Como observa o NYT, as imagens do golpe em Niamey, onde os manifestantes agitaram bandeiras russas, repetem cenas semelhantes às durante o golpe na vizinha Burkina Faso. Para o NYT, há a ameaça de os norte-americanos serem convidados a deixar o país e se “abrirem as portas” para a Rússia.
Curiosamente, foi mais sereno em sua avaliação dos acontecimentos o ministro das Relações Exteriores, Antonio Tajani. “Não temos informações sobre o envolvimento da Rússia nos eventos do Níger, ou a preparação do golpe”, disse Tajani ao jornal La Repubblica. Ele considerou os manifestantes nigerinos que carregavam fotos do presidente Putin como “mais anti-franceses do que qualquer outra coisa”. “Muitos, talvez todos na Europa, foram pegos de surpresa” pelo golpe, disse Tajani. “Ninguém sabia disso, nem os Estados Unidos nem a França.”

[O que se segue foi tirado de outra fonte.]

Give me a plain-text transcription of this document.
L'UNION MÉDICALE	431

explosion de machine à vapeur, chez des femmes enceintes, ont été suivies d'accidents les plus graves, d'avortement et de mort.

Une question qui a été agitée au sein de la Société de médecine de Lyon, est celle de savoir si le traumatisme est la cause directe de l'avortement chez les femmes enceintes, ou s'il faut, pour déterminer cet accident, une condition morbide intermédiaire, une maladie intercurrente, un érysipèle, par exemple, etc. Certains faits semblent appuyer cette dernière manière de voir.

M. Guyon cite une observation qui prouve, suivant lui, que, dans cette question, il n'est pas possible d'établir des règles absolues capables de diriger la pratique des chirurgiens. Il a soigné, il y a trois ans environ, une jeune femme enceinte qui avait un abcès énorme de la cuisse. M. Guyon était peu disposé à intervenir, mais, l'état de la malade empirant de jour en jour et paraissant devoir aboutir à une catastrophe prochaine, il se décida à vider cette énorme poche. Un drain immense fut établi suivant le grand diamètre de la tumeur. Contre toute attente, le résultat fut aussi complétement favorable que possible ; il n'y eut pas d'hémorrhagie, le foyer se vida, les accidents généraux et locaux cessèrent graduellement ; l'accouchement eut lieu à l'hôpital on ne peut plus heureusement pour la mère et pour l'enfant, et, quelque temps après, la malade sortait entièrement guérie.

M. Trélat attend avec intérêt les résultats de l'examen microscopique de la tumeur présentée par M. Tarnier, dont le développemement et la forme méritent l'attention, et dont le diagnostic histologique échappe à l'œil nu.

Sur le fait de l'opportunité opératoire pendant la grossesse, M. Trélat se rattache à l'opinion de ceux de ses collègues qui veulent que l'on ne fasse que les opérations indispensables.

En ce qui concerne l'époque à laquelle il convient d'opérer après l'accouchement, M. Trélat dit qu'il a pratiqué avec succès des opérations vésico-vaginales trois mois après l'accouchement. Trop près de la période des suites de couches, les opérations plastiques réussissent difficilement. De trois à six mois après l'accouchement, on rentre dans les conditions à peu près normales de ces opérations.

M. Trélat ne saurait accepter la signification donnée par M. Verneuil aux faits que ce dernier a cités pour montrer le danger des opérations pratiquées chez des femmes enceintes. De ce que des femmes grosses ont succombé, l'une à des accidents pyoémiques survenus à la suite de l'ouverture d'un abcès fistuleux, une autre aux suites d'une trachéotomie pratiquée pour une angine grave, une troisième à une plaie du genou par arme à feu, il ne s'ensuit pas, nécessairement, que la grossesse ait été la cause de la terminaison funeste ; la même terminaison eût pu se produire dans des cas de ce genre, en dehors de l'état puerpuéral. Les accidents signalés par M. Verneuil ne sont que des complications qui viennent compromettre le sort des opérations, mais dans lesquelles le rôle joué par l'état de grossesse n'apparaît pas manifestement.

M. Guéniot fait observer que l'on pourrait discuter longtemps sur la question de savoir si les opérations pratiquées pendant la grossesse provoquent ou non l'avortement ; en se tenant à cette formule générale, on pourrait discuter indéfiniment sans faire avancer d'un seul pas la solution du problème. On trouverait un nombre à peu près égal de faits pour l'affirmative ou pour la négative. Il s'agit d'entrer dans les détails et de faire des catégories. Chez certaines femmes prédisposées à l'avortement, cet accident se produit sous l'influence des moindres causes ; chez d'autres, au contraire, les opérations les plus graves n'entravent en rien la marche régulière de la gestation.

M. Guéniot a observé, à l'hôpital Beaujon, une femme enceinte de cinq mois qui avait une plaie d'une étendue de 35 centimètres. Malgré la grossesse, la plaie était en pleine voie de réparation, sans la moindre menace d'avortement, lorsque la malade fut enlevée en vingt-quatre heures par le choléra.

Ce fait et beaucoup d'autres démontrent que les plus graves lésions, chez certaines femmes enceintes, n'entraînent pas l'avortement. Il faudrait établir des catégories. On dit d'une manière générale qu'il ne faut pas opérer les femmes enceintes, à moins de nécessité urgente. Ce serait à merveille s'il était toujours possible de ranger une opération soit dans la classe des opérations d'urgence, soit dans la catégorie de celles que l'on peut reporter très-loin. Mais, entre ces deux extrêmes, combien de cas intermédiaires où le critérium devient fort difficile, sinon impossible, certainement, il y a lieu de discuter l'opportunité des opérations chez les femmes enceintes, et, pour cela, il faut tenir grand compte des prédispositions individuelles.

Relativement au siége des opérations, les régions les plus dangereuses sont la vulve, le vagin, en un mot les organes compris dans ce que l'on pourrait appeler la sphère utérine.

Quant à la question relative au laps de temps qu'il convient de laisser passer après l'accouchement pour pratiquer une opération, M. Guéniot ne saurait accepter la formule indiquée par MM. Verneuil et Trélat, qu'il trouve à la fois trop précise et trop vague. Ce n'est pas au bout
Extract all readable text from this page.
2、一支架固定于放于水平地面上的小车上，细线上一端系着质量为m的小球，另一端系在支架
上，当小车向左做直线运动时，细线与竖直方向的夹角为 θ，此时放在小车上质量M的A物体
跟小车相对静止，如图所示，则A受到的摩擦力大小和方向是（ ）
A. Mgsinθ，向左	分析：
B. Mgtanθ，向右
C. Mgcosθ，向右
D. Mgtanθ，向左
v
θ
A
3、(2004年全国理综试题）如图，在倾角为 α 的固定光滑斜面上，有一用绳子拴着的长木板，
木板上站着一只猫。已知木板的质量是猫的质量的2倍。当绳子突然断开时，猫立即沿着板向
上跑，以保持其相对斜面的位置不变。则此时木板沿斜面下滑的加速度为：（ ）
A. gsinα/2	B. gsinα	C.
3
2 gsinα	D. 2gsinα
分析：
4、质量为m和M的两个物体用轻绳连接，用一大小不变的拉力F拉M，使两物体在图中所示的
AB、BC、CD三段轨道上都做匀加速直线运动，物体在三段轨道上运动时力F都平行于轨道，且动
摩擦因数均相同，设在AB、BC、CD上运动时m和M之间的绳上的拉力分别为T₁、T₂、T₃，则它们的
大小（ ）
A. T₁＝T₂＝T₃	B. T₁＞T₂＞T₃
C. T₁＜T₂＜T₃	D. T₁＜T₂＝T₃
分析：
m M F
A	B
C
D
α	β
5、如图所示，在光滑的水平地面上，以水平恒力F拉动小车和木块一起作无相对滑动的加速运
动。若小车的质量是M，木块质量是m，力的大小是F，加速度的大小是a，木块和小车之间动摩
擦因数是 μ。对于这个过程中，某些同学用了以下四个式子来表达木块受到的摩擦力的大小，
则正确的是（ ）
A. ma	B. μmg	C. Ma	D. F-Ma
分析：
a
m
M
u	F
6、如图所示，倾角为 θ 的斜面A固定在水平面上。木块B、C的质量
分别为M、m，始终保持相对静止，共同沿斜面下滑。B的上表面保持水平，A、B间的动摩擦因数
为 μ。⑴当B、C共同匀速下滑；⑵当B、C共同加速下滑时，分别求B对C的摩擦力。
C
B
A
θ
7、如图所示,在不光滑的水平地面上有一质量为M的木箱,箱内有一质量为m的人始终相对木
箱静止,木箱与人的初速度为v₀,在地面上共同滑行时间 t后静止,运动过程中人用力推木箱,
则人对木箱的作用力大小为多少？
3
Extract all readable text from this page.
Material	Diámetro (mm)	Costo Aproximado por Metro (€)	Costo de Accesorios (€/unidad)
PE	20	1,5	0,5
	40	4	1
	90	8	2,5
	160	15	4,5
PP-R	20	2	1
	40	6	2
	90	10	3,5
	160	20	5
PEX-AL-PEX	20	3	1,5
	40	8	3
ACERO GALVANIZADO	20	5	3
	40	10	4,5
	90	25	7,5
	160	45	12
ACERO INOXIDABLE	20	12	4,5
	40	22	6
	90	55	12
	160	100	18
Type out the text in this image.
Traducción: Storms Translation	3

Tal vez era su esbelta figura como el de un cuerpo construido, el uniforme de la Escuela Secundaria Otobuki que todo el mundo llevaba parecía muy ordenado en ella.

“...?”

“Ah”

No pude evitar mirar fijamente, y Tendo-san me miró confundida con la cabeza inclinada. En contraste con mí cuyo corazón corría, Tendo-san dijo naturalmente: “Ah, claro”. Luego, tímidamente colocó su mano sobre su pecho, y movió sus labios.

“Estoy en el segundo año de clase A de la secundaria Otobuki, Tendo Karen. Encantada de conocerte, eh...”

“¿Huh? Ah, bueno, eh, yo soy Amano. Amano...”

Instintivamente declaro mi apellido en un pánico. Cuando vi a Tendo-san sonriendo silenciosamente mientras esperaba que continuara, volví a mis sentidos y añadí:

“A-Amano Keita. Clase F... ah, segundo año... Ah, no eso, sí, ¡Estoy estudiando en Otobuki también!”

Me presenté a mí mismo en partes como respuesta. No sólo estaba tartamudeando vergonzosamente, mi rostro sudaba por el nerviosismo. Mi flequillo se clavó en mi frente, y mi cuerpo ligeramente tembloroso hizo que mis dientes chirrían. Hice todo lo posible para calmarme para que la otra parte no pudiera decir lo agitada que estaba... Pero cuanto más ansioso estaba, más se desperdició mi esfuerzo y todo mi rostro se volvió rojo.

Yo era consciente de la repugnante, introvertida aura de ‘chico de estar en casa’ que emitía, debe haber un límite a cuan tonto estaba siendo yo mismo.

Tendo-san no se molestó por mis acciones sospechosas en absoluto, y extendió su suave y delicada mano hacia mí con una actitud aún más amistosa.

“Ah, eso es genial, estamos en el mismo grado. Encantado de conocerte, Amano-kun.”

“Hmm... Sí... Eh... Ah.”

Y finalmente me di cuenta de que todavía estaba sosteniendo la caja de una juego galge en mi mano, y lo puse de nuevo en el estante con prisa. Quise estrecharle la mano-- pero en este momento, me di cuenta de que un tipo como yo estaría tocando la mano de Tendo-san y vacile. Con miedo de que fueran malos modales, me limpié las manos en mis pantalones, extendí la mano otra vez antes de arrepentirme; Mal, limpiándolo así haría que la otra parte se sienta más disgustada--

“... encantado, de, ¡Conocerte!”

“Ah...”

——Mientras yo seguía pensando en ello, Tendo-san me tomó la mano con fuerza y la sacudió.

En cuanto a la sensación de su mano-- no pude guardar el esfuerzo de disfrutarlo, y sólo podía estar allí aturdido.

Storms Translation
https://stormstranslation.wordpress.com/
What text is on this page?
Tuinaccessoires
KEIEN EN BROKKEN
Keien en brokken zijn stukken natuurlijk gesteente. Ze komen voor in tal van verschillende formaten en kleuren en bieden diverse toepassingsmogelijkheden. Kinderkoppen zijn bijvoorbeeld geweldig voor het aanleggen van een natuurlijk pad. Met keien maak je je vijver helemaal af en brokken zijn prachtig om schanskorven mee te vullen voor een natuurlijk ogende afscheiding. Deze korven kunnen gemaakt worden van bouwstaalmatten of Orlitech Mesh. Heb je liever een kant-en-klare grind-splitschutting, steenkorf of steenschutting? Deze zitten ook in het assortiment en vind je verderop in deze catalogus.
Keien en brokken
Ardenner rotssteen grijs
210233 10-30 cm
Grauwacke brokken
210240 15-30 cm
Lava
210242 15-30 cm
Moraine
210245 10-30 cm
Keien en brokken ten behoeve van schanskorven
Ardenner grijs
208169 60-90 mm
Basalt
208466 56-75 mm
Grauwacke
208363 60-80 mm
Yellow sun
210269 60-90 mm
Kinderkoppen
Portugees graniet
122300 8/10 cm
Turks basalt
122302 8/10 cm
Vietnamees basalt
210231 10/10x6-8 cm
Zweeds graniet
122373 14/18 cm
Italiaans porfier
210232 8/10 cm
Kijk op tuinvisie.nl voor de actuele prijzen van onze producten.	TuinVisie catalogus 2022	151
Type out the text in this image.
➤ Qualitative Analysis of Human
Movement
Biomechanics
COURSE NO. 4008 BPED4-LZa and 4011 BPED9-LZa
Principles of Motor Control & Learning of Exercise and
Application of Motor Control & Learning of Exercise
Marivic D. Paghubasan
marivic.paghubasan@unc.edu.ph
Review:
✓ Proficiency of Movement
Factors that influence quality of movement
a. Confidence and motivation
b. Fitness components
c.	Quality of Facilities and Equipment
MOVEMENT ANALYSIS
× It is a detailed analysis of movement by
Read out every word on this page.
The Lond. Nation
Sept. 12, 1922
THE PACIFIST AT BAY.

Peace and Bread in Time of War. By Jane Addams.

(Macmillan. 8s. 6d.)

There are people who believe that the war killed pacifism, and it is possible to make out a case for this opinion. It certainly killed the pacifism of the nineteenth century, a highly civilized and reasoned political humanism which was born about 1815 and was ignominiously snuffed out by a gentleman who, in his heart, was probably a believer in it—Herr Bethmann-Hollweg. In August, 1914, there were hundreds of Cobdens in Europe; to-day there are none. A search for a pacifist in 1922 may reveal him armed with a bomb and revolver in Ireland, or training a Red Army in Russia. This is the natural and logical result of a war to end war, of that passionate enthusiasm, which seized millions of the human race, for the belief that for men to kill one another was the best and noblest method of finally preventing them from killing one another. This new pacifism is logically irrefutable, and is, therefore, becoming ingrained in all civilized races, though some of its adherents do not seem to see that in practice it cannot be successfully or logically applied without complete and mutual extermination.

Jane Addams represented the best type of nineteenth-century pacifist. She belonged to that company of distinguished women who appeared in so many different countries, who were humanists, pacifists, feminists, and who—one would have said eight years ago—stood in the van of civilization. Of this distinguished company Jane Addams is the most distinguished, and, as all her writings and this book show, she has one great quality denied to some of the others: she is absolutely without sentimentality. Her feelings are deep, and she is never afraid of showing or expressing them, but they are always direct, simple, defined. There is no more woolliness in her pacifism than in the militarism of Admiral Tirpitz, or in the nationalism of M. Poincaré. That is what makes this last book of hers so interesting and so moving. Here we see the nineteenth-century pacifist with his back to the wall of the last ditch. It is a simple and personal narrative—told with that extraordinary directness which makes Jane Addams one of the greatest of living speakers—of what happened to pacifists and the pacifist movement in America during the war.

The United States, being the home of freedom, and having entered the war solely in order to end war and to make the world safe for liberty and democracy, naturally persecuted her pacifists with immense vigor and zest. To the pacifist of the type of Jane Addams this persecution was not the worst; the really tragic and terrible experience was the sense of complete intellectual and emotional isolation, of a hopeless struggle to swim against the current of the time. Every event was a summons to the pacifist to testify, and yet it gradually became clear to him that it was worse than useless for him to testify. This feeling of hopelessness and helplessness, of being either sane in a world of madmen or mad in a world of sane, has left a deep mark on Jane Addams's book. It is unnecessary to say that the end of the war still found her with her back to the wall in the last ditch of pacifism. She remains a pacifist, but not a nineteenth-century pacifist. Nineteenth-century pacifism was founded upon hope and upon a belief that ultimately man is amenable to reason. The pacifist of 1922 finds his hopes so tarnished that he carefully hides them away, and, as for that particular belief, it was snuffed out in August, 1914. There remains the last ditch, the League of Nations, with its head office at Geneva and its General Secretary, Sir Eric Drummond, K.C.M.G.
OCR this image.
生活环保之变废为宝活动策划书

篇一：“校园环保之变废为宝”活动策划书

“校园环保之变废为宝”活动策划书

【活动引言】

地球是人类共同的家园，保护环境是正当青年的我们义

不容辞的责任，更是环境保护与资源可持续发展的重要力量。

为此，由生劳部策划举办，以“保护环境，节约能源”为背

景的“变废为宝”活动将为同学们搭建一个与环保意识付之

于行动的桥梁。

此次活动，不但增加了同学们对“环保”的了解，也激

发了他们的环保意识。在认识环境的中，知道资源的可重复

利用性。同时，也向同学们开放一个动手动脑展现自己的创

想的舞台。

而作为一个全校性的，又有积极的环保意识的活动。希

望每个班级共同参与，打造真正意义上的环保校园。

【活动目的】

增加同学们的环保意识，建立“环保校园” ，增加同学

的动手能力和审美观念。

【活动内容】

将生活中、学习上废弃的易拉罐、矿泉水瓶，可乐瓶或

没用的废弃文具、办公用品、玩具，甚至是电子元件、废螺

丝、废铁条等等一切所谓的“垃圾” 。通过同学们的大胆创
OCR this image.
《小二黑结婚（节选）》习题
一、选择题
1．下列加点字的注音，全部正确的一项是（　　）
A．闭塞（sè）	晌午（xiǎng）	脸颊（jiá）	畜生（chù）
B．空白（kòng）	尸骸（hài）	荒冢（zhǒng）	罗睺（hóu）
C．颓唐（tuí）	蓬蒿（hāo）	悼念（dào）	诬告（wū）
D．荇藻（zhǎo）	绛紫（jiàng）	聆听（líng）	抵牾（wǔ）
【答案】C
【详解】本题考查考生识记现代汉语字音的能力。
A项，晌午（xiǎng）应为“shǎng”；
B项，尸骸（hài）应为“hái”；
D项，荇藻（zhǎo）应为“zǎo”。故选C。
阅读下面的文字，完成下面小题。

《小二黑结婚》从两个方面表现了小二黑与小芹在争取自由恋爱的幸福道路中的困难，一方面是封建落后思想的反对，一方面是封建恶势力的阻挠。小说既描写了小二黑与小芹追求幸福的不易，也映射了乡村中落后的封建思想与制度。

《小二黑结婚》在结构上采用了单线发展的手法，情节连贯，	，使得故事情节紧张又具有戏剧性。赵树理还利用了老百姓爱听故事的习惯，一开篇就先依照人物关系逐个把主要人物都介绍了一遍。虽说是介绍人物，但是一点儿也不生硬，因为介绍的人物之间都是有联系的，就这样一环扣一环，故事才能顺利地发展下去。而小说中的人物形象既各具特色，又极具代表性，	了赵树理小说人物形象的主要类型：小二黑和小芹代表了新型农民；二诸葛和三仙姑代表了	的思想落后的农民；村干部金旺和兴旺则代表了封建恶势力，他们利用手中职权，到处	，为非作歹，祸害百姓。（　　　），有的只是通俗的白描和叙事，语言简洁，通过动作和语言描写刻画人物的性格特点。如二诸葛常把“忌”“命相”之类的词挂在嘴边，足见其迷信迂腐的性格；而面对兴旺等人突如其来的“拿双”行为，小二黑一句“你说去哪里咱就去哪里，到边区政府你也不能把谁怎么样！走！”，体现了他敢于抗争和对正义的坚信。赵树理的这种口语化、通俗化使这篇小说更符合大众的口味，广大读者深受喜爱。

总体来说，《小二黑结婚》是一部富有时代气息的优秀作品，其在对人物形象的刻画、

Acionada por Washington, a Comunidade Econômica da África Ocidental, que tem a Nigéria como principal país, exigiu a restituição do poder a Bazoum, com o presidente Bola Tinubu enviando ao Senado pedido de autorização para uma intervenção militar no Níger. Os vizinhos Burkina Faso e Mali advertiram que prestarão assistência militar ao Níger, criando o risco de uma conflagração regional.